ExxonMobil already has drilled two wells at Point Thomson for the project.

But before it can build a production base to process the gas and gather the condensate, it needs the wetlands permit from the Army Corps.

After receiving ExxonMobil’s permit application, the Corps began work on the EIS at the end of 2009. Originally, the Corps projected a record of decision in August 2011.

But a series of schedule extensions, the latest coming on April 19, has pushed out the decision date to August 2012, a full year beyond the original estimate.
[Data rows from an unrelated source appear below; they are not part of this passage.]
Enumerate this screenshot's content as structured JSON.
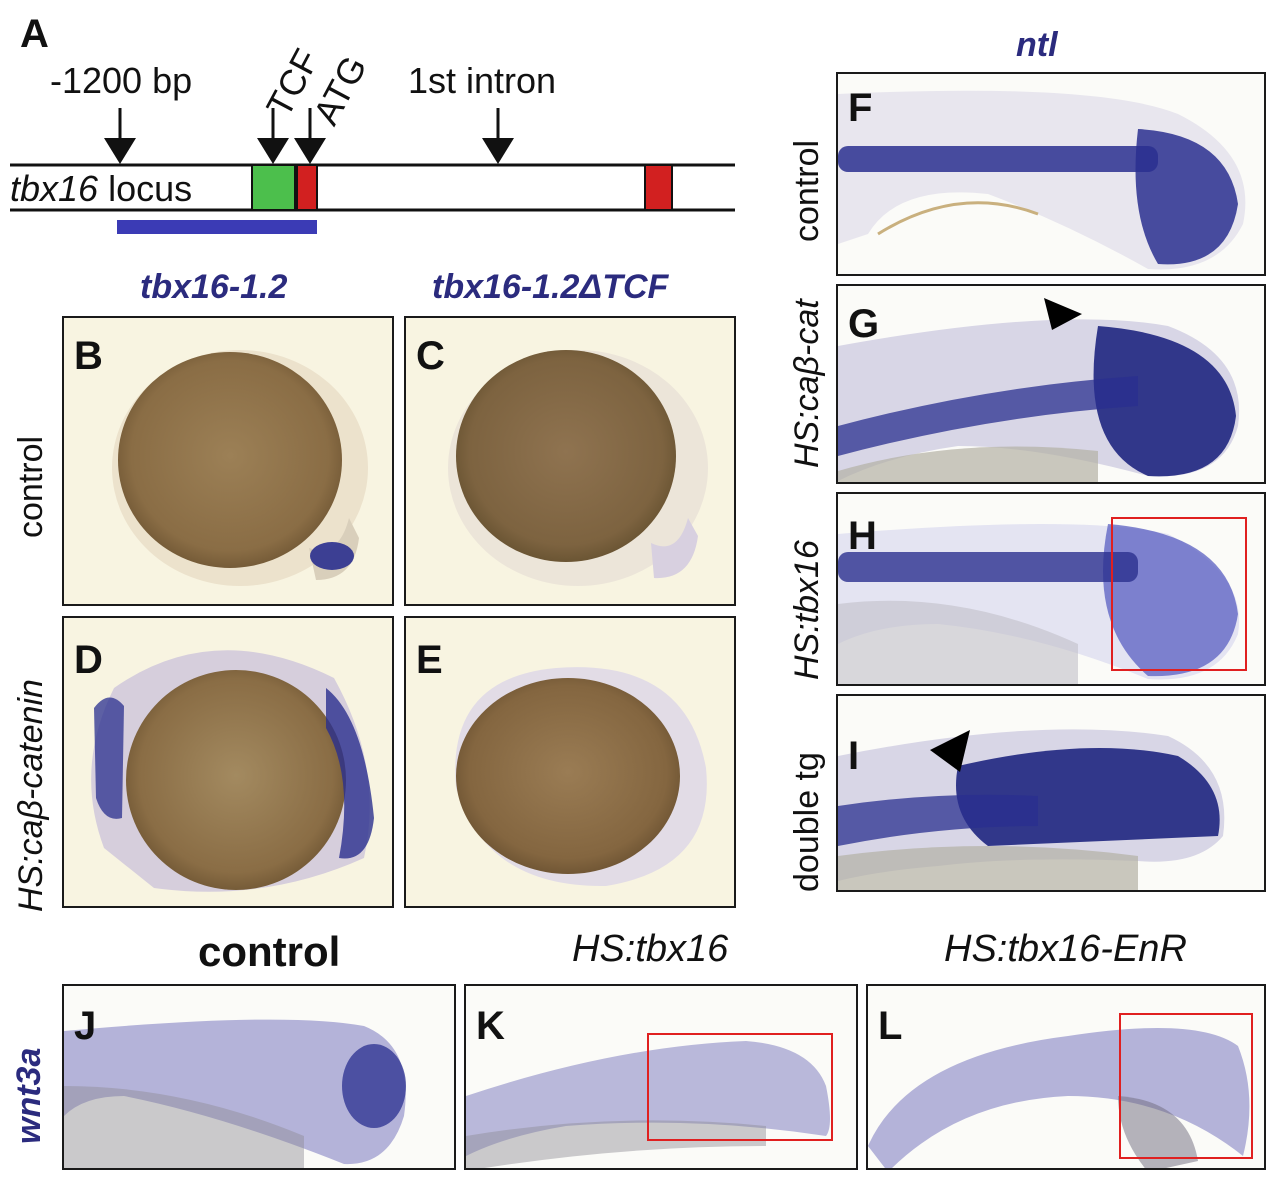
{
  "panel_A": {
    "label": "A",
    "bp_label": "-1200 bp",
    "tcf_label": "TCF",
    "atg_label": "ATG",
    "intron_label": "1st intron",
    "gene_label": "tbx16",
    "locus_label": "locus"
  },
  "col_headers": {
    "b": "tbx16-1.2",
    "c": "tbx16-1.2ΔTCF",
    "ntl": "ntl"
  },
  "row_labels": {
    "control": "control",
    "hs_cab_catenin": "HS:caβ-catenin",
    "f_control": "control",
    "g_hs_cab_cat": "HS:caβ-cat",
    "h_hs_tbx16": "HS:tbx16",
    "i_double_tg": "double tg",
    "wnt3a": "wnt3a"
  },
  "bottom_headers": {
    "j": "control",
    "k": "HS:tbx16",
    "l": "HS:tbx16-EnR"
  },
  "panels": {
    "B": "B",
    "C": "C",
    "D": "D",
    "E": "E",
    "F": "F",
    "G": "G",
    "H": "H",
    "I": "I",
    "J": "J",
    "K": "K",
    "L": "L"
  },
  "colors": {
    "stain": "#2a2f8f",
    "embryo": "#8a6d45",
    "tcf_box": "#4cbf4c",
    "exon": "#d22020",
    "probe_bar": "#3b3bb5",
    "highlight_box": "#e02020"
  }
}
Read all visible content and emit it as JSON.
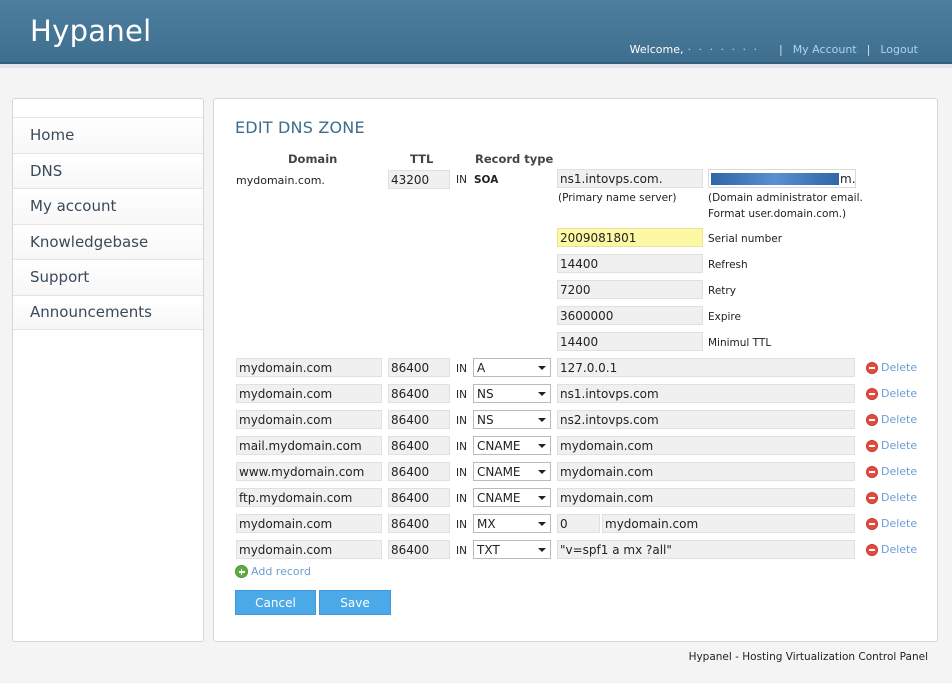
{
  "app": {
    "logo": "Hypanel",
    "welcome": "Welcome,",
    "username_masked": "· · · · · · ·",
    "my_account": "My Account",
    "logout": "Logout"
  },
  "sidebar": {
    "items": [
      {
        "label": "Home"
      },
      {
        "label": "DNS"
      },
      {
        "label": "My account"
      },
      {
        "label": "Knowledgebase"
      },
      {
        "label": "Support"
      },
      {
        "label": "Announcements"
      }
    ]
  },
  "page": {
    "title": "EDIT DNS ZONE",
    "columns": {
      "domain": "Domain",
      "ttl": "TTL",
      "record_type": "Record type"
    }
  },
  "soa": {
    "domain": "mydomain.com.",
    "ttl": "43200",
    "class": "IN",
    "type": "SOA",
    "primary_ns": "ns1.intovps.com.",
    "primary_ns_hint": "(Primary name server)",
    "email_suffix": "m.",
    "email_hint_line1": "(Domain administrator email.",
    "email_hint_line2": "Format user.domain.com.)",
    "serial": "2009081801",
    "serial_label": "Serial number",
    "refresh": "14400",
    "refresh_label": "Refresh",
    "retry": "7200",
    "retry_label": "Retry",
    "expire": "3600000",
    "expire_label": "Expire",
    "minttl": "14400",
    "minttl_label": "Minimul TTL"
  },
  "records": [
    {
      "name": "mydomain.com",
      "ttl": "86400",
      "class": "IN",
      "type": "A",
      "value": "127.0.0.1",
      "delete": "Delete"
    },
    {
      "name": "mydomain.com",
      "ttl": "86400",
      "class": "IN",
      "type": "NS",
      "value": "ns1.intovps.com",
      "delete": "Delete"
    },
    {
      "name": "mydomain.com",
      "ttl": "86400",
      "class": "IN",
      "type": "NS",
      "value": "ns2.intovps.com",
      "delete": "Delete"
    },
    {
      "name": "mail.mydomain.com",
      "ttl": "86400",
      "class": "IN",
      "type": "CNAME",
      "value": "mydomain.com",
      "delete": "Delete"
    },
    {
      "name": "www.mydomain.com",
      "ttl": "86400",
      "class": "IN",
      "type": "CNAME",
      "value": "mydomain.com",
      "delete": "Delete"
    },
    {
      "name": "ftp.mydomain.com",
      "ttl": "86400",
      "class": "IN",
      "type": "CNAME",
      "value": "mydomain.com",
      "delete": "Delete"
    },
    {
      "name": "mydomain.com",
      "ttl": "86400",
      "class": "IN",
      "type": "MX",
      "priority": "0",
      "value": "mydomain.com",
      "delete": "Delete"
    },
    {
      "name": "mydomain.com",
      "ttl": "86400",
      "class": "IN",
      "type": "TXT",
      "value": "\"v=spf1 a mx ?all\"",
      "delete": "Delete"
    }
  ],
  "actions": {
    "add_record": "Add record",
    "cancel": "Cancel",
    "save": "Save"
  },
  "footer": {
    "text": "Hypanel - Hosting Virtualization Control Panel"
  },
  "icons": {
    "delete": "minus-circle-icon",
    "add": "plus-circle-icon",
    "select": "chevron-down-icon"
  },
  "colors": {
    "header": "#4d7e9e",
    "title": "#3a6d8e",
    "button": "#4aa9e6",
    "delete_icon": "#e34c3f",
    "add_icon": "#5fae3d",
    "serial_highlight": "#fdf8a4"
  }
}
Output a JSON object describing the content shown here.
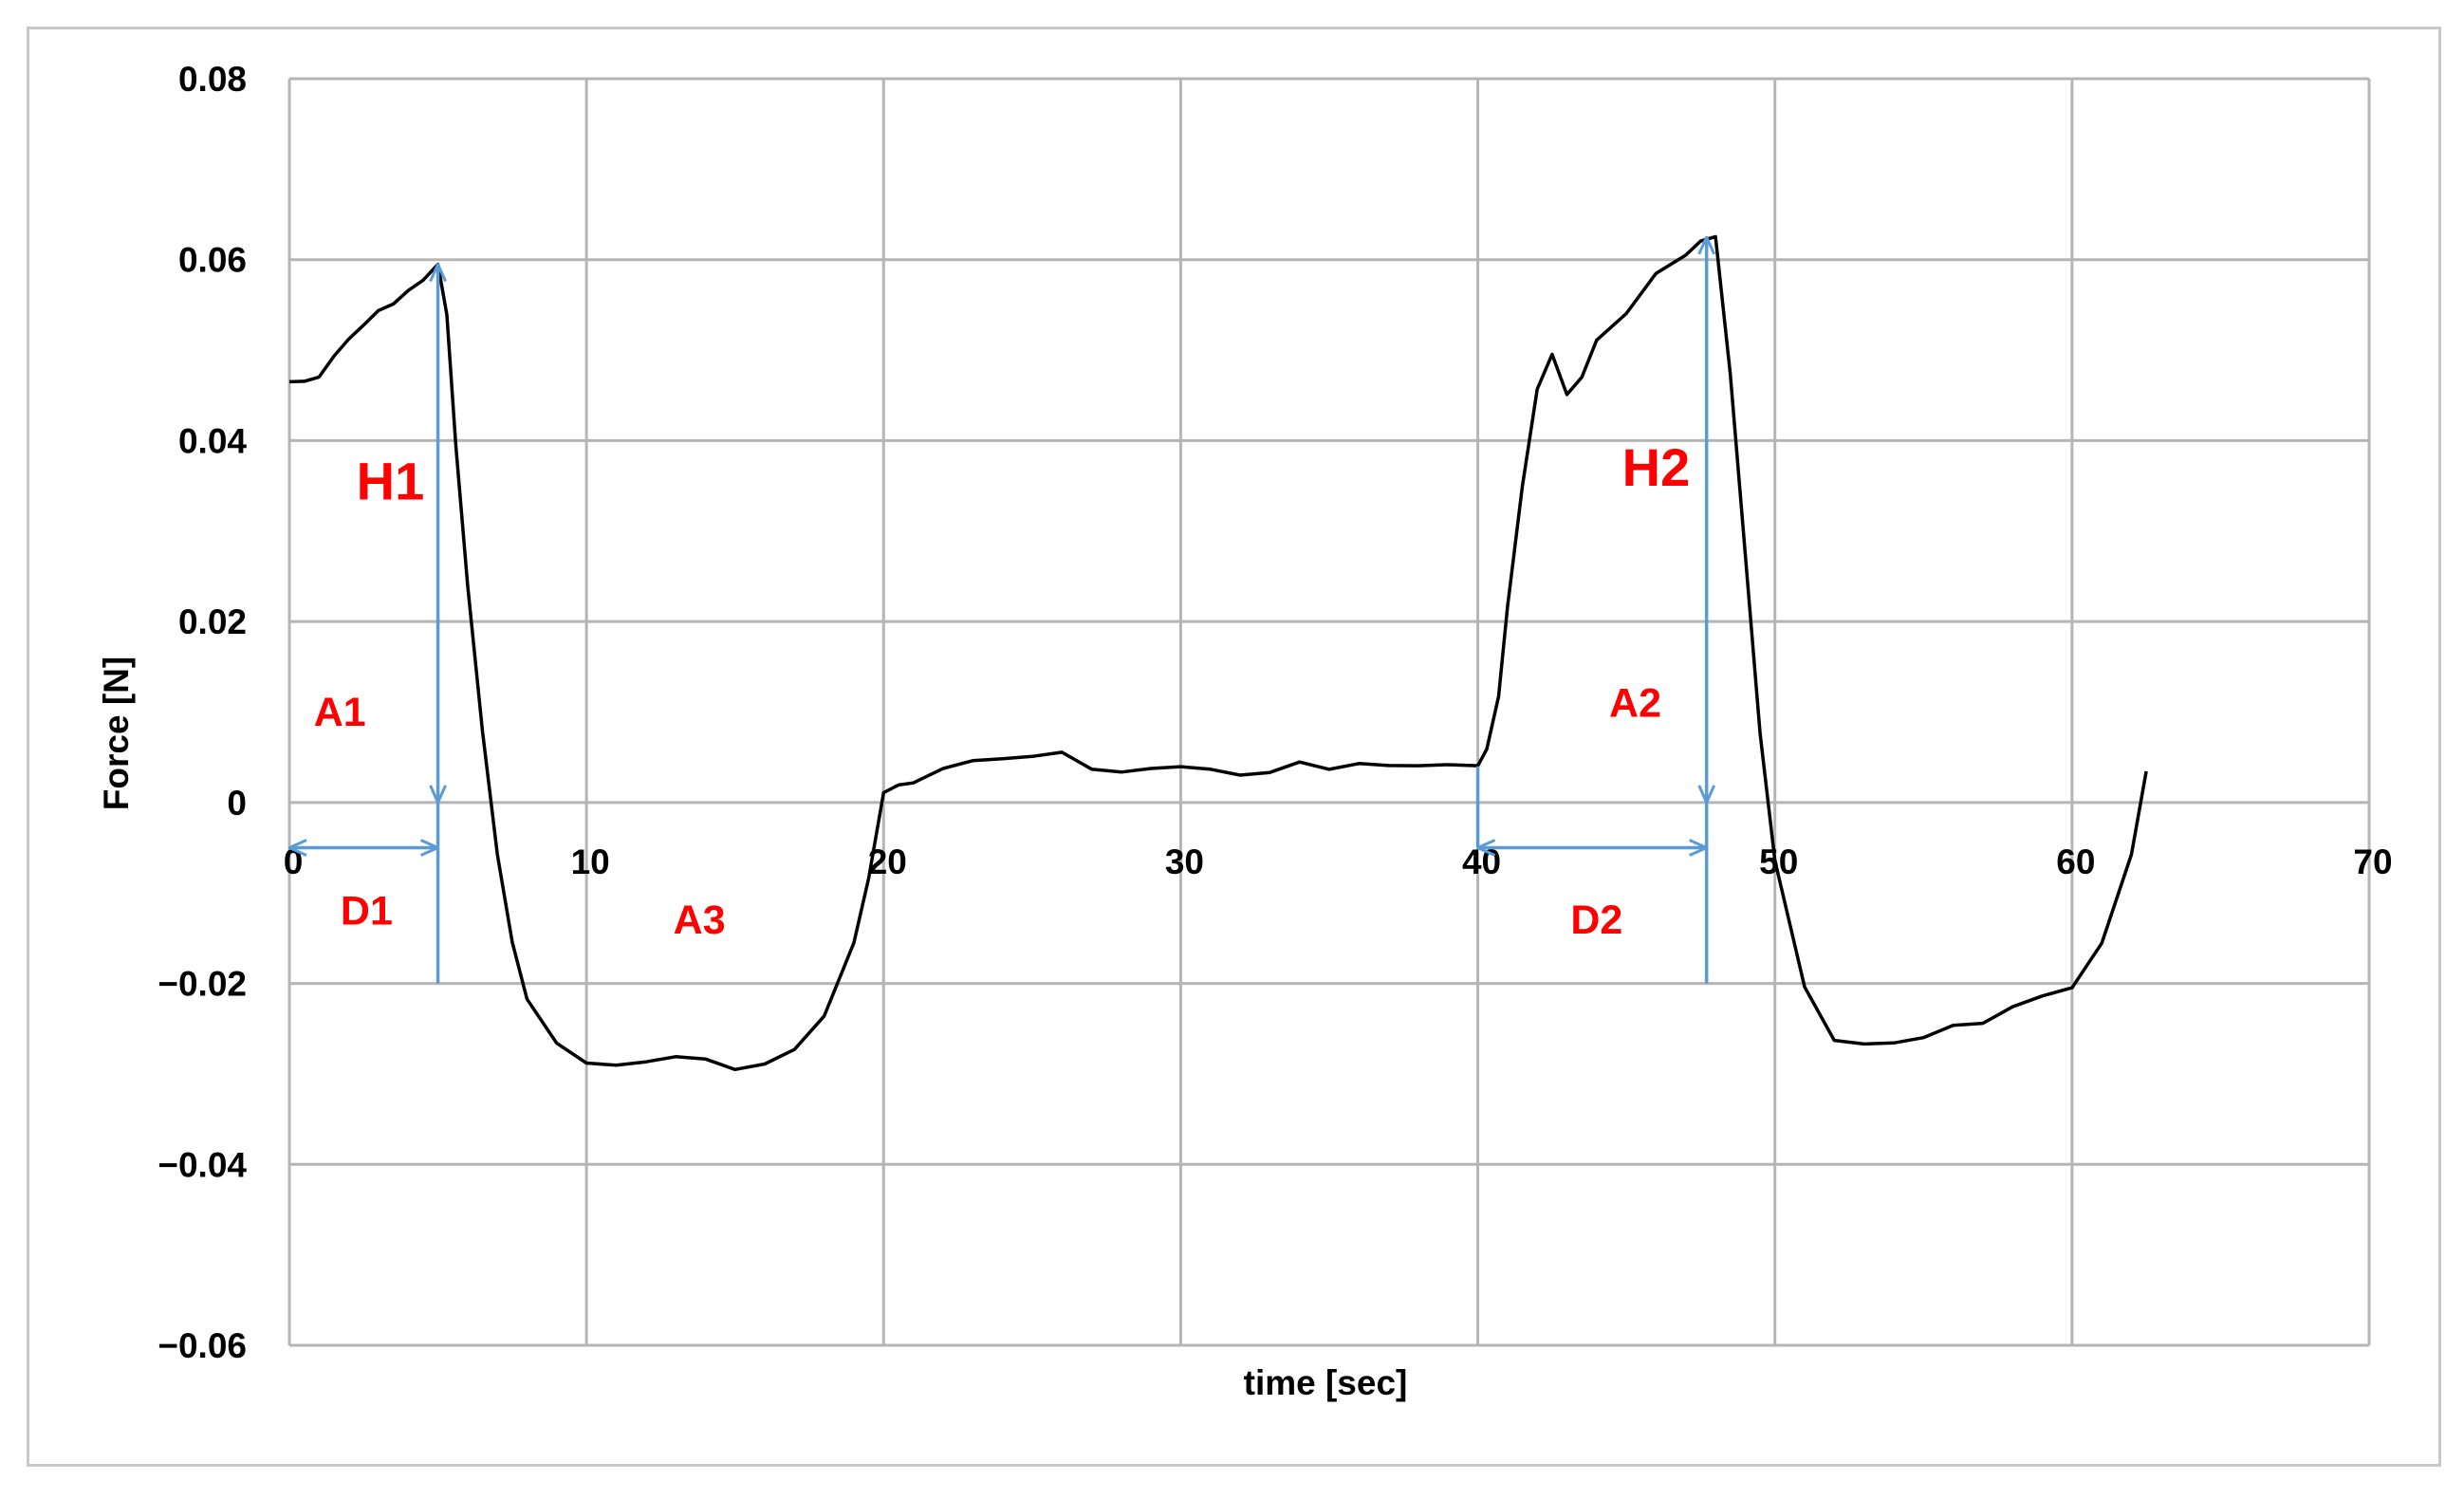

The Corps has attributed the schedule slips to such factors as completing certain studies, weighing input on the EIS from other agencies, and considering ExxonMobil’s project design changes.

“ExxonMobil has worked collaboratively with the Corps to fully support the EIS process with timely submission of technical information,” the e-mail from ExxonMobil’s Ross said. “We will continue to work with the Corps, and the cooperating state and federal agencies, to seek EIS schedule improvement opportunities while maintaining the quality of the process.”

Important court date nears

Point Thomson is a hugely important but contentious issue for the state and industry.
The field is believed to be extremely rich in natural gas as well as petroleum liquids, and development of those resources would mean taxes and royalties for the state and good work for oil field contractors.

But Point Thomson has yet to produce anything, despite having been discovered more than three decades ago.

Tired of the slow progress toward development, the state in recent years has taken action to break up the Point Thomson unit and invalidate leases on the state acreage. ExxonMobil and the other oil companies are fighting to preserve the unit, and the matter currently stands before the Alaska Supreme Court.

Lawyers for the state and ExxonMobil have been trying to hammer out a settlement, which has kept the case on hold for several months. But the high court has signaled a limited appetite for waiting much longer, and has set a May 5 deadline for the two sides to either show a deal is near or get on with the proceedings.

Thus, we could learn much by that date on Point Thomson’s fate.

“ExxonMobil remains committed to finalizing settlement of Point Thomson Unit issues with the State and continuing with timely, cost effective and prudent resource development,” the company said.